Der Erzähler schaut verzweifelt, erstaunt, traurig, gerührt, bewegt auf seine Familie und Neapel. Es ist ein Buch über Liebe und Hass einer chaotischen, sinnlichen und von Widersprüchen durchsetzten Kindheit und Jugend. Sie prägte den Autor Domenico Starnone ein Leben lang. Das Buch malt auch ein Sittengemälde Neapels der Nachkriegszeit. Der mehrfach mit Preisen ausgezeichnete Roman ist packend und beeindruckend. Angela Willimann

Klappentext:

Der in Neapel aufgewachsene und in Rom lebende Autor erzählt von seinem Vater und taucht dabei in seine Kindheit ab. In dem mehrfach ausgezeichneten Roman kommt vieles zur Sprache: Evakuierung im Krieg, Not und Überlebenskampf in der Nachkriegszeit, dunkle Geschäfte, Zusammenhalt und Streit in einer typisch süditalienischen Grossfamilie, soziale Strukturen und das buntfaszinierende Leben in Neapel. Vor allem aber geht es um Lebenslust, Enttäuschungen und zorniges Aufbegehren einer einzigartigen Vaterfigur und in der Auseinandersetzung damit um die Nöte, Ängste und Probleme eines Heranwachsenden. Der Sohn versucht, die Wutausbrüche des Vaters gegen die Mutter, die manchmal in brutale Handgreiflichkeiten ausarten, im Nachhinein zu verstehen und sich mit seinem "Erzeuger" zu versöhnen, auch dessen absurde Lügengeschichten als Teil einer subjektiven Wirklichkeit zu begreifen, nicht zuletzt seine Zerrissenheit zwischen dem Brotberuf als Eisenbahner und der tief empfundenen Berufung zum Künstler.

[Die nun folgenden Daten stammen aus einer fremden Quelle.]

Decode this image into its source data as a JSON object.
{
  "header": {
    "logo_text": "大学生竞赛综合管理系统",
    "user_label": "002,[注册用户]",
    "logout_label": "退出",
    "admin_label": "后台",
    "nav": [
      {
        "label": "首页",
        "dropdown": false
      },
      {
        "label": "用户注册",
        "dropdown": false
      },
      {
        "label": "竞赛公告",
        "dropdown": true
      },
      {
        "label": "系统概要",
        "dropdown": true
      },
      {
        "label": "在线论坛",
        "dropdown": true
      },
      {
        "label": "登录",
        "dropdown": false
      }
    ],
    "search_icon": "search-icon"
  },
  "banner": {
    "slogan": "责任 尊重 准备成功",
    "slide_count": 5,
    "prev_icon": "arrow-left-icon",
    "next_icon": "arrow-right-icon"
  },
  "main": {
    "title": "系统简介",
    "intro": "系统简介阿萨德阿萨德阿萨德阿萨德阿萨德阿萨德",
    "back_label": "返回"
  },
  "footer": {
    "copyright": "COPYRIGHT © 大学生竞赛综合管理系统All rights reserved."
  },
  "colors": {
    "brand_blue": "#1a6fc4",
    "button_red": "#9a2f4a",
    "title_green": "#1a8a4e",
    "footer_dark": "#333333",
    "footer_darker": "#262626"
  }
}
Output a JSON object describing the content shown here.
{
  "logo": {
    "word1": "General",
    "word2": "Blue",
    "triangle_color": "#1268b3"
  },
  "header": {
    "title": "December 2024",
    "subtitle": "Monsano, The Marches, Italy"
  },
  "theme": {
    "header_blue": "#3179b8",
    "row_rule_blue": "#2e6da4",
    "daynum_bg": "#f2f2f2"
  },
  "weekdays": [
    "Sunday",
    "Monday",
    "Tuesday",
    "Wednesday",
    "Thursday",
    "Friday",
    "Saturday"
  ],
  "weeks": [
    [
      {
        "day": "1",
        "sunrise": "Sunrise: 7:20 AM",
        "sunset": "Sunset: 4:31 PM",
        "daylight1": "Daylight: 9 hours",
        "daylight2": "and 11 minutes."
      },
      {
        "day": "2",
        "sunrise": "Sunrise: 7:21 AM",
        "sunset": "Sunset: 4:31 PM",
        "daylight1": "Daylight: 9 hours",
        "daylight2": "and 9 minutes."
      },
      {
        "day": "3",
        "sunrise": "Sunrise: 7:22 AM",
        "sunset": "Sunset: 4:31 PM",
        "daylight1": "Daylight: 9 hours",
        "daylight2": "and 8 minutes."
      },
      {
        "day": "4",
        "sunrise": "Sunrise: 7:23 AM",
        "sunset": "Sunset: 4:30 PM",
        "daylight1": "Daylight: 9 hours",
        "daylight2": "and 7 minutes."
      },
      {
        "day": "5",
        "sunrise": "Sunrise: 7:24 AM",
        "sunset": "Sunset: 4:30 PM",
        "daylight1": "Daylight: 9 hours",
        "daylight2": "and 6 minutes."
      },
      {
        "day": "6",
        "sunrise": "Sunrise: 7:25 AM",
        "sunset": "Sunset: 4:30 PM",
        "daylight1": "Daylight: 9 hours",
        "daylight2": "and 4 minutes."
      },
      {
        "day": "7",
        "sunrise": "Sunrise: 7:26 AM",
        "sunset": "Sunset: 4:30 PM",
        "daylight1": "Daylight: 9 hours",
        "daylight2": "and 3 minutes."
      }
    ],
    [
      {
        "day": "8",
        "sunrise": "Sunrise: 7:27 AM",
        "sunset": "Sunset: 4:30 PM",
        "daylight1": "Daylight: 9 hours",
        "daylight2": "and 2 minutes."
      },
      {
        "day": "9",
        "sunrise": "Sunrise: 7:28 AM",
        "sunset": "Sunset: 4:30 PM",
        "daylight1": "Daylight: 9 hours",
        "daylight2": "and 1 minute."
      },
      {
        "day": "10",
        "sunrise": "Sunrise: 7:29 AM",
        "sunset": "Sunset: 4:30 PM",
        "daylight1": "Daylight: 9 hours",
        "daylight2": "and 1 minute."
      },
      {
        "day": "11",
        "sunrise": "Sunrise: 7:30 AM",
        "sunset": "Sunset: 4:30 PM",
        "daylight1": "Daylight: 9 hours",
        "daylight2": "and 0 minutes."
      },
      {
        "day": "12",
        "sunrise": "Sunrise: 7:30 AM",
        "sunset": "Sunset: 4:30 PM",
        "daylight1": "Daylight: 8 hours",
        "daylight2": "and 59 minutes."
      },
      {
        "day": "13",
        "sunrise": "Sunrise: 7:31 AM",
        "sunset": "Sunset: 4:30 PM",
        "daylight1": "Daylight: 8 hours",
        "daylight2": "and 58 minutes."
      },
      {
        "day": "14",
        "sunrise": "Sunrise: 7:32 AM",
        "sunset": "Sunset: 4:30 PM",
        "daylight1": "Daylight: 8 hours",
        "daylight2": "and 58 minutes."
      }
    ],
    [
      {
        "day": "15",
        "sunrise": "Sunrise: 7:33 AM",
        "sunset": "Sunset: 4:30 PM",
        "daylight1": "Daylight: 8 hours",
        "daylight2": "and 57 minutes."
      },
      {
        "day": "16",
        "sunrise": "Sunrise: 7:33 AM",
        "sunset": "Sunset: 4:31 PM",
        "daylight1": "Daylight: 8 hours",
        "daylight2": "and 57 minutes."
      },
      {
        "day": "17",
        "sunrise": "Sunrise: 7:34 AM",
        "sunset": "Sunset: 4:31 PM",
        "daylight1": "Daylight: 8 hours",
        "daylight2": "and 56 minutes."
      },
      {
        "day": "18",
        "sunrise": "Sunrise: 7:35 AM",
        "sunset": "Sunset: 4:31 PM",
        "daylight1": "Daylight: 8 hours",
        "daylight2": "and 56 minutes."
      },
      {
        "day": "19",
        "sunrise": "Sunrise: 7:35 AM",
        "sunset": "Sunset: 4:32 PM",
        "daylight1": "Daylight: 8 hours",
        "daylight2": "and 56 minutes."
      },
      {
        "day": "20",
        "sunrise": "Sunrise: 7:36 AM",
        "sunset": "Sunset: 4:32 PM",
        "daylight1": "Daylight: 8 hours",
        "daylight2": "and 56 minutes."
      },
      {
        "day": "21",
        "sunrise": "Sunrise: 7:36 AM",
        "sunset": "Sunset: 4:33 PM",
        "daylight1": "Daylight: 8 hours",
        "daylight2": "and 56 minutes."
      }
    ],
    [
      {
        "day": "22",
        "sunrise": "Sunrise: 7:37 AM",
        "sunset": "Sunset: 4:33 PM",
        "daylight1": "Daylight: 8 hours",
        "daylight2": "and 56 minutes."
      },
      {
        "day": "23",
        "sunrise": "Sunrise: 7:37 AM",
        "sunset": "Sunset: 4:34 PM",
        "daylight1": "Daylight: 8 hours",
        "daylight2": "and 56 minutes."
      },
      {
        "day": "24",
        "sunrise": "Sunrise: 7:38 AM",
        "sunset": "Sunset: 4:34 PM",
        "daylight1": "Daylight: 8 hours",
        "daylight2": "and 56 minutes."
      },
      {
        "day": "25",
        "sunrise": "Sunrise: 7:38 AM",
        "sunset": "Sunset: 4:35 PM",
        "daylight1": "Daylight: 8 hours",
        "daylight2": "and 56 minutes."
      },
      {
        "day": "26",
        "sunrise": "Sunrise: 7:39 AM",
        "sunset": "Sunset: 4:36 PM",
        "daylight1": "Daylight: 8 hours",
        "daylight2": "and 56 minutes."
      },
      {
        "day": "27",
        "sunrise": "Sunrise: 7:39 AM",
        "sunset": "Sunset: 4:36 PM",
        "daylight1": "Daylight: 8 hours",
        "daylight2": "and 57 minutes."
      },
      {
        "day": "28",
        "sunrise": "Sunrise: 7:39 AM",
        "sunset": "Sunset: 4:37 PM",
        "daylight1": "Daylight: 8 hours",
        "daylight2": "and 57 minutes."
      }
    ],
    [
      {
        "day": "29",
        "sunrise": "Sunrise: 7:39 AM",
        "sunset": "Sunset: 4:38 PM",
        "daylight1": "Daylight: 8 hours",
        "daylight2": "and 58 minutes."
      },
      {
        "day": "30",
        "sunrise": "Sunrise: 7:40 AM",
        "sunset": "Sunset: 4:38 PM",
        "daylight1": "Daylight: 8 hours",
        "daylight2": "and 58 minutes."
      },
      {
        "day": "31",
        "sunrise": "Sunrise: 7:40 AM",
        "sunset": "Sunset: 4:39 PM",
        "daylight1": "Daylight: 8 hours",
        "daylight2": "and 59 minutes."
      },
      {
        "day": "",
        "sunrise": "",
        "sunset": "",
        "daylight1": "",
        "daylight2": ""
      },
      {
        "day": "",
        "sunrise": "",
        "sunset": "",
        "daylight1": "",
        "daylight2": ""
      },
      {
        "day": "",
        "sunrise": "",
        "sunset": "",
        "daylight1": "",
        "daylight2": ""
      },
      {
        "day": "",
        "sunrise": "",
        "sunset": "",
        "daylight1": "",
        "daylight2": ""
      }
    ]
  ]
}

So wird Starnones Roman, dessen mitreissender Erzählduktus gleichermassen überzeugt wie das aussergewöhnliche literarische Niveau, auch zur Auseinandersetzung mit dem Wesen der Kunst, der Bedeutung, dem Kunstbetrieb und dem "Wert" von Kunstwerken sowie dem Schaffensprozess kleiner Meister und grosser Genies.

Über die Autorin / über den Autor:

Domenico Starnone, geboren 1943 in Neapel, lebt als Publizist und Autor in Rom. Einige seiner Romane dienten als Filmvorlage, wie Denti (1994), der 2000 von Gabriele Salvatore verfilmt wurde. Autor zahlreicher Drehbücher, u.a. Del Perduto Amore (1998, Regie: Michele Placido). Der Roman Via Gemito erschien 2001 bei Feltrinelli und wurde mehrfach ausgezeichnet, u.a. mit dem begehrten Premio Strega. Sein neuester Roman Labilità landete gleich nach Erscheinen weit oben auf den italienischen Bestsellerlisten (auf deutsch bei Haymon im Herbst 2006).

Preis: CHF 31.90
Sprache: Deutsch (aus dem Italienischen von Gerhard Kofler)
Art: Gebundenes Buch
Erschienen: 2005
Verlag: Haymon
ISBN: 978-3-85218-476-0
Masse: 445 S.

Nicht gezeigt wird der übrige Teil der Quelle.